22.) Have invisible skin OR see in strobe light? See in strobe light. Then I could just gouge my eyes out.
23.) Have an intense urge to whisper sweet nothings into the ears of bus drivers as you pay your fare OR have parents who affectionately refer to you as "anal cakes"? The first would be funny, especially if I could carry mace if needed.
24.) Have permanent Cheetoh residue on your fingertips OR appear as Shemp of the three stooges in all photographs? Cheetoh residue, as long as it didn’t get on my clothes or others.
25.) Have commercial interruptions during masturbation fantasies OR have to masturbate with the mandatory use of a Sesame Street's Elmo hand puppet? It would be A, because I refuse to violate my childhood.
Would your rather your only porn be......
1.) 6 second clips of hot people OR 2 minute clips of moderately attractive people? 2 minutes. I can’t get anything done in 6 seconds.
2.) Verbose, subtle erotic fiction OR pornographic Magic Eye 3D pictures? The first one. (Am I really going to post this in my blog?!)
3.) Animal Nature documentaries OR suggestive cloud formations? Cloud formations are much more fun.
4.) Geometric shapes OR family reunion pictures? SHAPES. No family EVER.
Would you rather live in a world....
1.) Where women were given equal pay, opportunity, and access to jobs OR where men experience the pains of the birth process along with women? Damn, I want both. Except then the species would die out. Let’s say A.
2.) Where there was a rapper-like East Coast/West Coast feud of mimes OR where the pledge of allegiance was changed to the lyrics to "Eye of the Tiger"? Hee, bring on the warring mimes.
3.) Where Teletubbies were a common species of creature that lived in the wild OR where there were evil, bizzaro arch-enemy versions of ourselves? Teletubbies. I know too many people whose archenemies would scare me.
4.) Where the convention of singing "Happy Birthday" was replaced with "You Ain't Seen Nothin' Yet" by Bachman Turner Overdrive OR where congressional debate was settled by dodgeball contests? Dodgeball! Whoo!
5.) Without skin moisturizer OR without cream cheese? Cream cheese. I’d miss cheesecake, but there would still be cake and pie.
(Guys) Would you rather have sex with....
1.) Hillary Clinton OR Natalie from Facts of Life? (This doesn’t apply to me, but Natalie. At least she was my age-ish.)
2.) Jessica Rabbit OR Daphne from Scooby Doo? (Duh, Jessica Rabbit.)
3.) Venus Williams OR Sheryl Crow if she spoke in the voice of an old Jewish man? (Sheryl Crow, I’d tape her mouth shut.)
Ladies...Would you rather have sex with...
1.) Bryant Gumble OR Weird Al Yankovic?
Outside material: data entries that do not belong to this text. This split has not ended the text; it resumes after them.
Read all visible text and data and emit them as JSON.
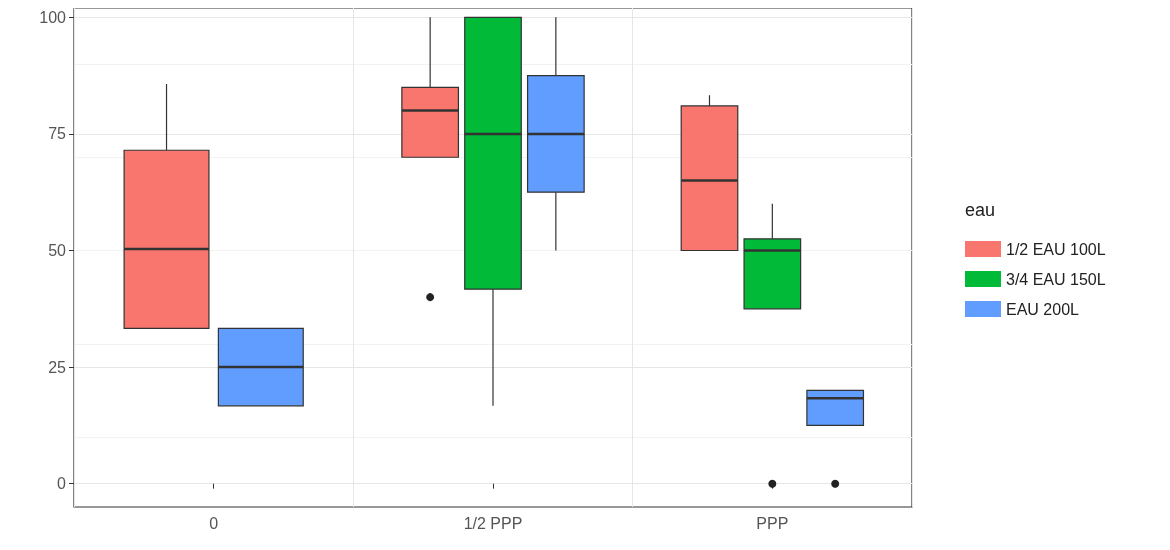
{
  "chart_data": {
    "type": "box",
    "legend_title": "eau",
    "categories": [
      "0",
      "1/2 PPP",
      "PPP"
    ],
    "ylim": [
      -5,
      102
    ],
    "yticks": [
      0,
      25,
      50,
      75,
      100
    ],
    "grid": true,
    "legend": "right",
    "series": [
      {
        "name": "1/2 EAU 100L",
        "color": "#f8766d",
        "boxes": [
          {
            "low": 33.3,
            "q1": 33.3,
            "median": 50.3,
            "q3": 71.5,
            "high": 85.7
          },
          {
            "low": 70,
            "q1": 70,
            "median": 80,
            "q3": 85,
            "high": 100,
            "outliers": [
              40
            ]
          },
          {
            "low": 50,
            "q1": 50,
            "median": 65,
            "q3": 81,
            "high": 83.3
          }
        ]
      },
      {
        "name": "3/4 EAU 150L",
        "color": "#00ba38",
        "boxes": [
          null,
          {
            "low": 16.7,
            "q1": 41.7,
            "median": 75,
            "q3": 100,
            "high": 100
          },
          {
            "low": 37.5,
            "q1": 37.5,
            "median": 50,
            "q3": 52.5,
            "high": 60,
            "outliers": [
              0
            ]
          }
        ]
      },
      {
        "name": "EAU 200L",
        "color": "#619cff",
        "boxes": [
          {
            "low": 16.7,
            "q1": 16.7,
            "median": 25,
            "q3": 33.3,
            "high": 33.3
          },
          {
            "low": 50,
            "q1": 62.5,
            "median": 75,
            "q3": 87.5,
            "high": 100
          },
          {
            "low": 12.5,
            "q1": 12.5,
            "median": 18.3,
            "q3": 20,
            "high": 20,
            "outliers": [
              0
            ]
          }
        ]
      }
    ]
  }
}
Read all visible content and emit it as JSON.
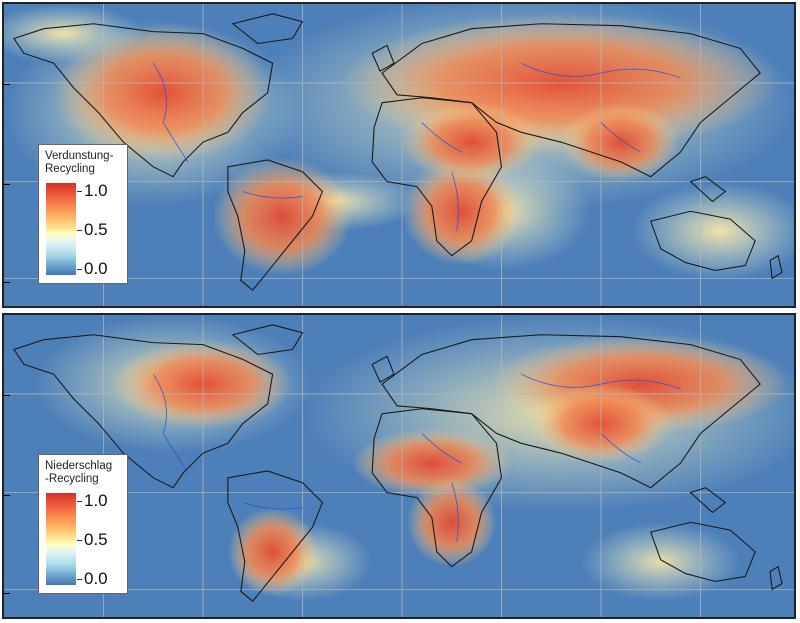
{
  "panels": [
    {
      "id": "top",
      "legend_title": "Verdunstung-\nRecycling",
      "scale": {
        "max": "1.0",
        "mid": "0.5",
        "min": "0.0"
      },
      "colors": {
        "high": "#d73027",
        "mid": "#ffffbf",
        "low": "#4575b4",
        "ocean": "#4d7fb8",
        "coast": "#1a1a1a",
        "river": "#2b4fd8"
      }
    },
    {
      "id": "bottom",
      "legend_title": "Niederschlag\n-Recycling",
      "scale": {
        "max": "1.0",
        "mid": "0.5",
        "min": "0.0"
      },
      "colors": {
        "high": "#d73027",
        "mid": "#ffffbf",
        "low": "#4575b4",
        "ocean": "#4d7fb8",
        "coast": "#1a1a1a",
        "river": "#2b4fd8"
      }
    }
  ]
}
Bryant Gumble. I’d feel like I was violating Al.
2.) Alex Trebec OR Larry David? Larry David, he’s funny and no smug moustache.
3.) Johnny Depp without a leg OR Tom Selleck without a moustache? Hey, if Johnny’s only missing a leg, I don’t see where there’s a problem. However, I would not throw the Selleck out of bed.
Immoral Dilemmas
1.) You are walking down the street and see an open briefcase with $1,000 in it. Across the street there is a police station. Do you spend it on whores or crack? Whores, I don’t have any need for crack. But really I’d buy an iPod and pay my bills.
2.) You're driving at night and hit a dog. No one witnesses you hitting the dog. Do you bake or broil it? CRY.
3.) You're waiting at a red light at 4 am. There isn't a car in sight. No one would see if you ran the light. Do you masturbate with your left or right hand? Wha?! Wait ‘til I got home, Mr. Icky Survey!
I’ve officially squicked myself out with this survey, but I’m posting it anyway.